Paradoxalmente, esse isolamento de mais de um século permitiu que a cidade, hoje considerada monumento histórico nacional, se apresentasse aos olhos dos viajantes do século XXI como um cenário colorido de uma vila colonial. Predominam o azul e o branco, possivelmente consequência da influência maçom na região, responsável ainda, segundo indícios, por diversos padrões arquitetônicos e urbanísticos da cidade.[5]

[1] Para maiores detalhes acerca da utilização inicial do antigo caminho dos guaianases e posterior abertura do caminho novo, consultar Os caminhos do ouro e a estrada real `Os caminhos do ouro e a estrada real. COSTA, Antônio Gilberto (org.). Belo Horizonte: Ed. UFMG, 2005`, e Estrada real: o presente ilumina o passado `Estrada Real: o presente ilumina o passado = le présent éclaire le passé. Brasil: Liberato Produções, 2008].
[2] A obra Memórias históricas do Rio de Janeiro e das províncias anexas a jurisdição do vice-rei do Estado do Brasil, de Azevedo Pizarro e Araújo, apresenta o histórico do processo de ocupação e também de autonomia de Parati. ARAÚJO, José de Souza Azevedo Pizarro e. Memórias históricas do Rio de Janeiro. MORAES, Rubens Borba de (Prefaciador). Rio de Janeiro: Departamento de Imprensa Nacional, 1945-1948. O trabalho de José Diuner de Mello - Paraty: notas históricas, Instituto Histórico e Artístico de Paraty (1994) -, mais recente, também apresenta algumas informações valiosas.
[3] J.C.R Milliet de Saint Adolphe, Diccionario geographico historico e descriptivo do Império do Brazil. Paris, 1863. In: Tricentenário de Parati: Notícias históricas. Publicação do Patrimônio Histórico e Artístico Nacional, Rio de Janeiro, 1960.
[4] Informações do site oficial da cidade; disponível em
[5] Sobre a presença da maçonaria em Parati, FRANÇA, Antônio Carlos. Histórias e Crendices sobre os Maçons nos Caminhos e Descaminhos do Ouro.
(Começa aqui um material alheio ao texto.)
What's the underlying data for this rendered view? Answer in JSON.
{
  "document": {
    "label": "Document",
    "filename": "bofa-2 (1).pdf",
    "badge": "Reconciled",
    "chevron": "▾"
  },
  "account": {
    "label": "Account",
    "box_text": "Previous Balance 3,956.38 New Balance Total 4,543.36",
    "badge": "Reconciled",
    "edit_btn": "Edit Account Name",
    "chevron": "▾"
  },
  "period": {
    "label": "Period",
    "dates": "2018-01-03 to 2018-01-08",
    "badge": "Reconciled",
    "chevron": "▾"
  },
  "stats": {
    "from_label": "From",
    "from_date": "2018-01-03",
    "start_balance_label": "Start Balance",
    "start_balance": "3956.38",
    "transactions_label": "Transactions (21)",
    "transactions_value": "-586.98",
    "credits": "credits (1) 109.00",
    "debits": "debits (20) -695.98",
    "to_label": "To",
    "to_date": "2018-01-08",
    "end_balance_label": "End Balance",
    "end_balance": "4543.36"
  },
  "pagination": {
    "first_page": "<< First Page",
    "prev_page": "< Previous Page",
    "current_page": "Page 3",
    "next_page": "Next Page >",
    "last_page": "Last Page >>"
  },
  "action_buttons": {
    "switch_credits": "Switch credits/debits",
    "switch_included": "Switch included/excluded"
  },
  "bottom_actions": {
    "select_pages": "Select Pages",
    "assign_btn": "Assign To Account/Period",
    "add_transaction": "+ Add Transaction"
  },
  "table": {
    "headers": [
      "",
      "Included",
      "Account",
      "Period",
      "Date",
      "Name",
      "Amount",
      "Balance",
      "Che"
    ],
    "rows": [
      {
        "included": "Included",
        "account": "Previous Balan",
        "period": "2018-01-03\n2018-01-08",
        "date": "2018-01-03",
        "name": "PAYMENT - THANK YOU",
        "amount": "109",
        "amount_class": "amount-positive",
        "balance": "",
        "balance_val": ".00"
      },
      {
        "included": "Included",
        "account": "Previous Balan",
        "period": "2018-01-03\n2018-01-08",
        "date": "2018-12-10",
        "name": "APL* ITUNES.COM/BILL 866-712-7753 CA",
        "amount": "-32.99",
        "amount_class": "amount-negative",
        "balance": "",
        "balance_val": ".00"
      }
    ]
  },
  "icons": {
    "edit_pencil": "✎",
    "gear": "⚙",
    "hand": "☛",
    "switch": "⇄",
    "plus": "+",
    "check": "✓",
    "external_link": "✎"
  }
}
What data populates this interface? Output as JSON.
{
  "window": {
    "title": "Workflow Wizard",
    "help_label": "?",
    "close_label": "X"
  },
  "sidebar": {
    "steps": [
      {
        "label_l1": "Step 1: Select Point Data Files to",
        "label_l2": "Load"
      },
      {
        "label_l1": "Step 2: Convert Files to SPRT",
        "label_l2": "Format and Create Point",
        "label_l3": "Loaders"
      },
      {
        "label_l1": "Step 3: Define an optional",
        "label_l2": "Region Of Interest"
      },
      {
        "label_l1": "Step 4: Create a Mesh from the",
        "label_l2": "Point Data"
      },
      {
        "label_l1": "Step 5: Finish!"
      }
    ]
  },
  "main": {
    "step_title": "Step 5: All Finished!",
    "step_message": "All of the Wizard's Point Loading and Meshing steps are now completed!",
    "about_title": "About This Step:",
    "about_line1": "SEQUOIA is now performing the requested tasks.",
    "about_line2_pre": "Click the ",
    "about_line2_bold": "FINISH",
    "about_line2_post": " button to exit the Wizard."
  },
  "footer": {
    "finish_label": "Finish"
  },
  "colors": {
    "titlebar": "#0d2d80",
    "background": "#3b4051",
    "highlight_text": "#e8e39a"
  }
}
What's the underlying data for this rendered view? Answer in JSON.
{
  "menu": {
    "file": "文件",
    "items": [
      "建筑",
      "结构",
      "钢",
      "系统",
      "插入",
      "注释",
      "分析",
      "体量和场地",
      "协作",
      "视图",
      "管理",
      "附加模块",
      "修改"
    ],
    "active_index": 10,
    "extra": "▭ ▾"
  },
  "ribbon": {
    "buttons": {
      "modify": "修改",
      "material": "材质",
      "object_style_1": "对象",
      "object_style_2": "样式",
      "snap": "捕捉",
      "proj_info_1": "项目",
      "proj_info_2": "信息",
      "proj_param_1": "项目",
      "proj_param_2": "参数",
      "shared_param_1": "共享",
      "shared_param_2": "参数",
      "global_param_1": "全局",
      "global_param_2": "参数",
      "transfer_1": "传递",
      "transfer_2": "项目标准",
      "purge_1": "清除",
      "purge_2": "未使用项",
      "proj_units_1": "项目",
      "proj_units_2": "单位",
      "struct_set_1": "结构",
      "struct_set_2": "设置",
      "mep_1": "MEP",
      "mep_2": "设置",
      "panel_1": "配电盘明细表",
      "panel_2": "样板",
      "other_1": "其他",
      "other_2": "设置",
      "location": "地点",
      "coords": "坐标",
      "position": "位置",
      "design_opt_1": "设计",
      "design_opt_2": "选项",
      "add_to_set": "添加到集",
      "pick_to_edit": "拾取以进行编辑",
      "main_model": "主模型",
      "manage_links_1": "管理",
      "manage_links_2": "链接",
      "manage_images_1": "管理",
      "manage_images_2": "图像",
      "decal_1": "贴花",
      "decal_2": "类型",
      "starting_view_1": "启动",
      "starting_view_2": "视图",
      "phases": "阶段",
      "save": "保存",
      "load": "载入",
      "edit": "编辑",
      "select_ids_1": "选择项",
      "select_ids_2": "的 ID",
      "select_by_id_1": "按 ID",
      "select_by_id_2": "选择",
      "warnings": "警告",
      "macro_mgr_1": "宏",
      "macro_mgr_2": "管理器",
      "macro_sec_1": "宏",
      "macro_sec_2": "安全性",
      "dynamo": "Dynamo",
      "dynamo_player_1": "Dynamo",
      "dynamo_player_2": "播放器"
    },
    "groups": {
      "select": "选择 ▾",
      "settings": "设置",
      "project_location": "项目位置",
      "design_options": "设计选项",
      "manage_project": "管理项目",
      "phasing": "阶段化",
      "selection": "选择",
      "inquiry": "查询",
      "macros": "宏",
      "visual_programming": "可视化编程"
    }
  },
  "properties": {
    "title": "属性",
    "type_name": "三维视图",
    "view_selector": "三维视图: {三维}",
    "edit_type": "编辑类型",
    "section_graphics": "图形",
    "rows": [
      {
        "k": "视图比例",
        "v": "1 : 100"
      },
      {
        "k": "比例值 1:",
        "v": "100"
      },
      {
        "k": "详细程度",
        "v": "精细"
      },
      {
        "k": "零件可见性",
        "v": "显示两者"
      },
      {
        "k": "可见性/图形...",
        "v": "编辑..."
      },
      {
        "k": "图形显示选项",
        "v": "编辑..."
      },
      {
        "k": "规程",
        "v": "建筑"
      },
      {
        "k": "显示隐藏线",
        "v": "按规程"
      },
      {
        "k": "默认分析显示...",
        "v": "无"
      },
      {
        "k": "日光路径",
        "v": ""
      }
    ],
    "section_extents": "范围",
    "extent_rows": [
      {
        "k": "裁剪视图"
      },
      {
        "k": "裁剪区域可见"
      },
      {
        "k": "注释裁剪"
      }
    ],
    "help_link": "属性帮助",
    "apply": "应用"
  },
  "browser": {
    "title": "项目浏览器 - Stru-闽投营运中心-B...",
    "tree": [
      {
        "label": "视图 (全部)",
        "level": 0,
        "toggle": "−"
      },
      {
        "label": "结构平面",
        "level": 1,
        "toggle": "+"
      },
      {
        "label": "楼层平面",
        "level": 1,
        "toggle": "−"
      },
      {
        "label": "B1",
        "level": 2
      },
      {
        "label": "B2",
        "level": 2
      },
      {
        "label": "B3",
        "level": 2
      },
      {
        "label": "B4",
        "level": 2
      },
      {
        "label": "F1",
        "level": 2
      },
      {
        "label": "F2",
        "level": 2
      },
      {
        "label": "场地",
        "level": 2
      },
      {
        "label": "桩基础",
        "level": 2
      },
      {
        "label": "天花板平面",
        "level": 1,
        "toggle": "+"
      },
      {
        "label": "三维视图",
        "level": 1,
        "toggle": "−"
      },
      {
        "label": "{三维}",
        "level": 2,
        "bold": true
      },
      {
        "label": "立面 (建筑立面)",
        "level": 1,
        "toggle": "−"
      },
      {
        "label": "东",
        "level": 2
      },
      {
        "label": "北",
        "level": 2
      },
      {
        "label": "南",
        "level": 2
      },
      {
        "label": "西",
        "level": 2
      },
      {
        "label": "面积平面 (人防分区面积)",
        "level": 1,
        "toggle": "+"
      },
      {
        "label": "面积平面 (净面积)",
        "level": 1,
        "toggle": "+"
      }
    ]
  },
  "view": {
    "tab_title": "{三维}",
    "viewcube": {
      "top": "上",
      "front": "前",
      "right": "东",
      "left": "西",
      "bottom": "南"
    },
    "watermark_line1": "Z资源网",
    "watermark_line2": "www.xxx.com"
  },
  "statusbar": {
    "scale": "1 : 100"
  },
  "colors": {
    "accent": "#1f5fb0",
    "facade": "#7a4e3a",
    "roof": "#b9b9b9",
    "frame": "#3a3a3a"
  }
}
In: XVII Simpósio de História do Vale do Paraíba, 2003, Paraty. Jornal do Instituto de Estudos Valeparaibano, 2003. FRANÇA, Antônio Carlos. Paraty, uma relíquia da Maçonaria do Brasil. In: XV Simpósio de História do Vale do Paraíba, 2000, Quatis-RJ. Anais do XV Simpósio de História do Vale do Paraíba. Quatis-RJ : Prefeitura Municipal de Quatis, 2000. v. 1. p. 28-29. Além do artigo Um breve olhar sobre a maçonaria, de Sérgio André Barros Melo Carvalho, in Cadernos do CNFL da UERJ, vol 11, n. 5, agosto de 2007.